La Russie peut mettre sur pied une armée de onze cent mille hommes.

Le débordement possible des russes fait réparer la muraille de Chine et bâtir la muraille de Paris.

Ce qui était le grand knez de Moscovie est à présent l’empereur de Russie. Comparez les deux figures, et mesurez les pas que Dieu fait faire à l’homme.

Le knez s’est fait tzar, le tzar s’est fait czar, le czar s’est fait empereur. Ces transformations, disons-le, sont de véritables avatars. À chaque peau qu’il dépouille, le prince moscovite devient de plus en plus semblable à l’Europe, c’est-à-dire à la civilisation.

Pourtant, que l’Europe ne l’oublie pas, ressembler, ce n’est pas s’identifier.
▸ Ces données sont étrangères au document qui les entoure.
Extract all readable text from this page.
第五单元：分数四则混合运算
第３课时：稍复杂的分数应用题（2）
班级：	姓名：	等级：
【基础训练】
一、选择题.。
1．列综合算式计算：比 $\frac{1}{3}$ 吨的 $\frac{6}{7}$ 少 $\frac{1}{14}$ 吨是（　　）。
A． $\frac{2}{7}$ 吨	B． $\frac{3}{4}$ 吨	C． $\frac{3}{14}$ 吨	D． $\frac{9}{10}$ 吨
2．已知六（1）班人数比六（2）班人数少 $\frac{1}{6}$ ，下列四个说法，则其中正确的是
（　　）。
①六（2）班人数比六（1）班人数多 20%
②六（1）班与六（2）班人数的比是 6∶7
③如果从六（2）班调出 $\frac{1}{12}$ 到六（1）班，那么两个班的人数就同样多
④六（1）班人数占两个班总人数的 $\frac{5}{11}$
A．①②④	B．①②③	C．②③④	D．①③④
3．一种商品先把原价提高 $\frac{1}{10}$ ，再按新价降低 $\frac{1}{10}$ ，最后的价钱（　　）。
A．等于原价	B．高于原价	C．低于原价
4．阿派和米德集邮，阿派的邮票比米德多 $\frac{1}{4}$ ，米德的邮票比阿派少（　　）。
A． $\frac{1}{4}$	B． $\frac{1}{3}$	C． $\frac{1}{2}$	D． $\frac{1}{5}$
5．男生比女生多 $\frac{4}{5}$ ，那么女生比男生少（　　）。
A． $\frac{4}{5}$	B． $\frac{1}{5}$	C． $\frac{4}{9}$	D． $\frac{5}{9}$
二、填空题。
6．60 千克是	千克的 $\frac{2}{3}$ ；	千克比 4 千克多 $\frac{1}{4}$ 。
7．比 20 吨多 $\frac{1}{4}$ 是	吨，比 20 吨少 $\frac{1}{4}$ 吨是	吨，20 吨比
L’Angleterre a l’Écosse et l’Irlande, les Hébrides et les Orcades ; avec le groupe des îles Shetland, elle sépare le Danemark des îles Féroë et de l’Islande, ferme la mer du Nord, et observe la Suède ; avec Jersey et Guernesey, elle ferme la Manche et observe la France. Puis elle part, elle tourne autour de la péninsule, pose son influence sur le Portugal et son talon sur Gibraltar, et entre dans la Méditerranée après en avoir pris la clef. Elle enjambe les Baléares, la Corse, la Sardaigne, et la Sicile ; là, elle s’arrête, trouve Malte, et s’y installe entre la Sicile et Tunis, entre l’Italie et l’Afrique ; de Malte, elle gagne Corfou, d’où elle surveille la Turquie en fermant la mer Adriatique ; Sainte-Maure, Céphalonie et Zante, d’où elle surveille la Morée en dominant la mer Ionienne ; Cérigo, d’où elle surveille Candie en bloquant l’Archipel. Ici il faut rebrousser chemin, l’Égypte barre le passage, l’isthme de Suez n’est pas encore coupé ; elle revient sur ses pas, et rentre dans l’Océan. Elle a tourné l’Espagne, cette petite presqu’île, elle va tourner l’Afrique, cette presqu’île énorme. Le trajet est malaisé sur cette plage où un océan de sable se mêle au grand océan des flots. Comme un homme qui traverse un gué avec précaution de pierre en pierre, elle a des repos marqués pour tous les pas qu’elle fait. Elle met d’abord le pied à Saint-James, à l’embouchure de la Gambie, d’où elle épie le Sénégal français. Son second pas s’imprime sur la côte, à Cachéo, le troisième à Sierra-Leone, le quatrième au cap Corse. Puis elle se risque dans l’océan Atlantique, et réunit sous son pavillon l’Ascension, Sainte-Hélène et Fernando-Po, triangle d’îles qui entre profondément dans le golfe de Guinée. Ainsi appuyée, elle atteint le Cap et s’empare de la pointe d’Afrique comme elle s’est emparée à Gibraltar de la pointe d’Europe. Du Cap, elle remonte, au nord, de l’autre côté de la presqu’île africaine, aborde les Mascarenhas, l’île de France et Port-Louis, d’où elle tient en respect Madagascar, et s’établit aux îles Seychelles, d’où elle commande toute la côte orientale du cap Delgado au cap Guardafui. Ici il n’y a plus que la mer Rouge qui la sépare de la Méditerranée et de l’Archipel ; elle fait le tour de l’Afrique ; elle est presque revenue au point d’où elle était partie. Voici la mer des Indes, voilà l’Asie.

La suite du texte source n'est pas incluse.